Billie Holiday, la voix brisée de la liberté

Nourri d’archives inédites, le passionnant documentaire Billie retrace la vie de cette grande dame du jazz, harcelée par le pouvoir pour son combat contre la ségrégation, et détruite par la violence des hommes.

Mars 1939, New York : sur la scène du Cafe Society s’élève une longue plainte qui va rentrer dans l’Histoire. Pour clore son gig (concert), une jeune étoile du jazz fait sensation en racontant les « fruits étranges » pendus aux arbres du sud des États-Unis, les corps noirs balayés par la brise, l’odeur de chair mêlée au parfum des magnolias. Dans une salle enfumée de cabaret, Billie Holiday vient de donner vie à « Strange Fruit », déchirant poème sur les lynchages des Noirs qui perdurent alors, malgré la fin de l’esclavage. L’Amérique blanche ne lui pardonnera jamais.
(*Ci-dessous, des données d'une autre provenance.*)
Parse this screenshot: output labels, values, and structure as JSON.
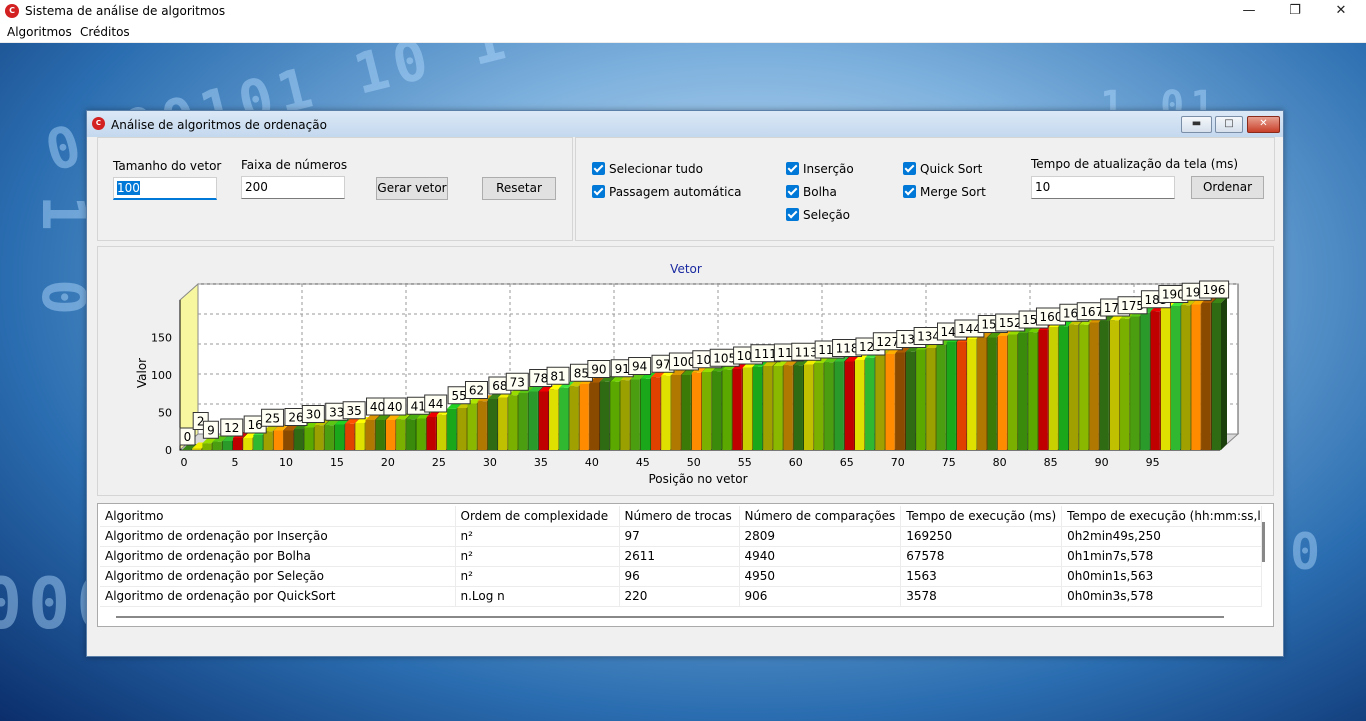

Tout au long d’une existence cernée par la tragédie, Billie Holiday payera au prix fort d’avoir rompu les lois de l’entertainment (le monde du spectacle et du divertissement) pour dénoncer la ségrégation qui gangrène son pays. Féministe, bisexuelle, cocaïnomane, amoureuse de visons et de belles cylindrées, elle aura été bien trop libre pour son époque. « C’était un génie qui s’est battu avec acharnement contre ceux qui voulaient l’écraser pour avoir osé chanter la vérité », résume James Erskine, l’auteur du passionnant documentaire Billie, récemment sorti dans les salles françaises, qui exhume des centaines d’heures d’entretien avec ses proches.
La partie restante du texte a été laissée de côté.